Germany’s energy system is not expected to fully retire coal until the end of 2038 according to new projections. This challenges the coalition government’s commitment to phase-out coal by the end of the decade.

The modelling, from Cornwall Insight’s North West Europe Benchmark Power Curve, casts doubt on Germany’s energy transition targets, with data showing nearly 19 GW of coal will still be part of the German energy system by 2030.

In 2021, the coalition German government, made up of the Social Democratic, Green and Free Democrat parties, agreed to phase-out coal from the German energy system by 2030, eight years earlier than the original target set out in the Coal Phase-out Act.

The government initially intended to transition away from coal through a combination of renewable energy expansion and new gas-fired power plants. These plants, which would eventually switch to hydrogen, aimed to provide up to 25 GW of capacity. However, budget constraints have put this strategy on hold, leaving a critical gap in the plan.

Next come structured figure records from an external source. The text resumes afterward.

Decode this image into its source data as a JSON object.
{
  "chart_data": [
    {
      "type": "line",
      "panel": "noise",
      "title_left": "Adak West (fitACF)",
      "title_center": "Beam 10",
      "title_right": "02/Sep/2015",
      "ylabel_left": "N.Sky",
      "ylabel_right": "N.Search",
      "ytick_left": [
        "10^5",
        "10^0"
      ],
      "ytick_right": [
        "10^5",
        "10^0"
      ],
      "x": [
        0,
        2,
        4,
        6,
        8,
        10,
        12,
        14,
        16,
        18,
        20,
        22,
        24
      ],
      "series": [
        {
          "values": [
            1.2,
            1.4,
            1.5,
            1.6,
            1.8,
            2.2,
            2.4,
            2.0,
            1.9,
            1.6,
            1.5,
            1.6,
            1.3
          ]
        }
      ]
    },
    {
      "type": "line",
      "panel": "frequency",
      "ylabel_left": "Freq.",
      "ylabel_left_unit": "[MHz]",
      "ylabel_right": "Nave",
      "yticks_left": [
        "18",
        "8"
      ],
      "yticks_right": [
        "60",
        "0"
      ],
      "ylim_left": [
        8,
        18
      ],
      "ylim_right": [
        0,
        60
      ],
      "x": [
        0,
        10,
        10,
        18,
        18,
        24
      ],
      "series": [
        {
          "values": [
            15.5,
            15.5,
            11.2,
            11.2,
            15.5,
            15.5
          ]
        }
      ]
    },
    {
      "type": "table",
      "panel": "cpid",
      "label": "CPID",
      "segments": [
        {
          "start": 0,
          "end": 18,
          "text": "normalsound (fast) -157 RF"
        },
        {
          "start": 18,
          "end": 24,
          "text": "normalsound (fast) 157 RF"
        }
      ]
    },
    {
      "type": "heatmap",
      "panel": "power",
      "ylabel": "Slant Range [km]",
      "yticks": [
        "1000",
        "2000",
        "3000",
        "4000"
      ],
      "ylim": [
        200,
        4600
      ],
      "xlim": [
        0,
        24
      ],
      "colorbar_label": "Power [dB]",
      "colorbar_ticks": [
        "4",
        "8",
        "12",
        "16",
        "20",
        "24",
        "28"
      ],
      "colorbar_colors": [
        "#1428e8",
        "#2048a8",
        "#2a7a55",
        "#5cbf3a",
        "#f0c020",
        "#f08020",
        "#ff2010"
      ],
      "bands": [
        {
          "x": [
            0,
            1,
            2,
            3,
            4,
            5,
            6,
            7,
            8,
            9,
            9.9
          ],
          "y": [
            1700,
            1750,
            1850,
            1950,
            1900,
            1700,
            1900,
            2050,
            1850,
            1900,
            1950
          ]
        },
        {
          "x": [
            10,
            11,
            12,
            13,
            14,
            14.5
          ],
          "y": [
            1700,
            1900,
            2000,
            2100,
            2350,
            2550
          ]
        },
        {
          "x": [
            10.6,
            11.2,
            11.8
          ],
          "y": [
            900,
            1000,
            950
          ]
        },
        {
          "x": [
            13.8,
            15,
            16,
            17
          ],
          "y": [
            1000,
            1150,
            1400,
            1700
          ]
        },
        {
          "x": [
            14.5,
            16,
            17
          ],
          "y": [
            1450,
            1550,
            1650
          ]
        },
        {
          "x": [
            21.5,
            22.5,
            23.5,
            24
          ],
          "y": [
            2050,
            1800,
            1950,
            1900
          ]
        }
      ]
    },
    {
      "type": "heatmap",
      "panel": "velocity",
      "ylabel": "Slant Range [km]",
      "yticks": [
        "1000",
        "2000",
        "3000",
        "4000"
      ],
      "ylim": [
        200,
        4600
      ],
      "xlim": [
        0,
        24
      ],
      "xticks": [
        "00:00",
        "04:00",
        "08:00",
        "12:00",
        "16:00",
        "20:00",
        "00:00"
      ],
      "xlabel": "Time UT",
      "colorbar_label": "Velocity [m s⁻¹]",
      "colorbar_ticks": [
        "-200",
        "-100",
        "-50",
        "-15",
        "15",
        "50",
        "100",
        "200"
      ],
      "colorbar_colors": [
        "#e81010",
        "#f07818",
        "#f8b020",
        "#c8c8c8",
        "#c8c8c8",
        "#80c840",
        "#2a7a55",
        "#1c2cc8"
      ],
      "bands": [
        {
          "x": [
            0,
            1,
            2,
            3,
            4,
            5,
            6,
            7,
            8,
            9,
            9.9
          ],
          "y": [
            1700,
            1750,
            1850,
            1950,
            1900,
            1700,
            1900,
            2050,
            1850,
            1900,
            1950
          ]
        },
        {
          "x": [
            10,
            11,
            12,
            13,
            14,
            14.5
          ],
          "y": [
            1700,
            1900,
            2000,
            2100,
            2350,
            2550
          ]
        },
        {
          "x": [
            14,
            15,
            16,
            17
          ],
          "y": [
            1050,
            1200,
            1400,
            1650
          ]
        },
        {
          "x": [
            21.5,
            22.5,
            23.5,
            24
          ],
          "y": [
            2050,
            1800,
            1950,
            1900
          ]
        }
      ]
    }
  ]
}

The sanctions on Russian gas imports have added to the issues, with Germany needing to refire 8 GW of coal and lignite powered plants to compensate for the loss of gas capacity.

Economic concerns have recently seen key figures, including the German Finance Minister, question the feasibility of the 2030 target. Regional leaders have also voiced concerns about a lack of alternative generation sources if coal and lignite are phased out.

Tom Musker, Modelling Manager at Cornwall Insight, comments:

“Germany’s energy landscape is undergoing a dramatic transformation. The need to diversify away from Russian gas, alongside ambitious renewables targets have sparked a fundamental shift in how the nation sources its power.

“Germany is certainly going green, but the question is how fast. The 2030 coal phase-out, once hailed as a bold step, now faces the harsh reality of economic barriers and stalled infrastructure development, casting serious doubt on the country’s ability to hit this target.

“Germany is still making huge strides towards net zero, and we’ve seen substantial expansions in onshore wind and solar. However, many people, including some in government, are realising it is going to take a little longer than expected to transition Germany away from its reliance on coal.”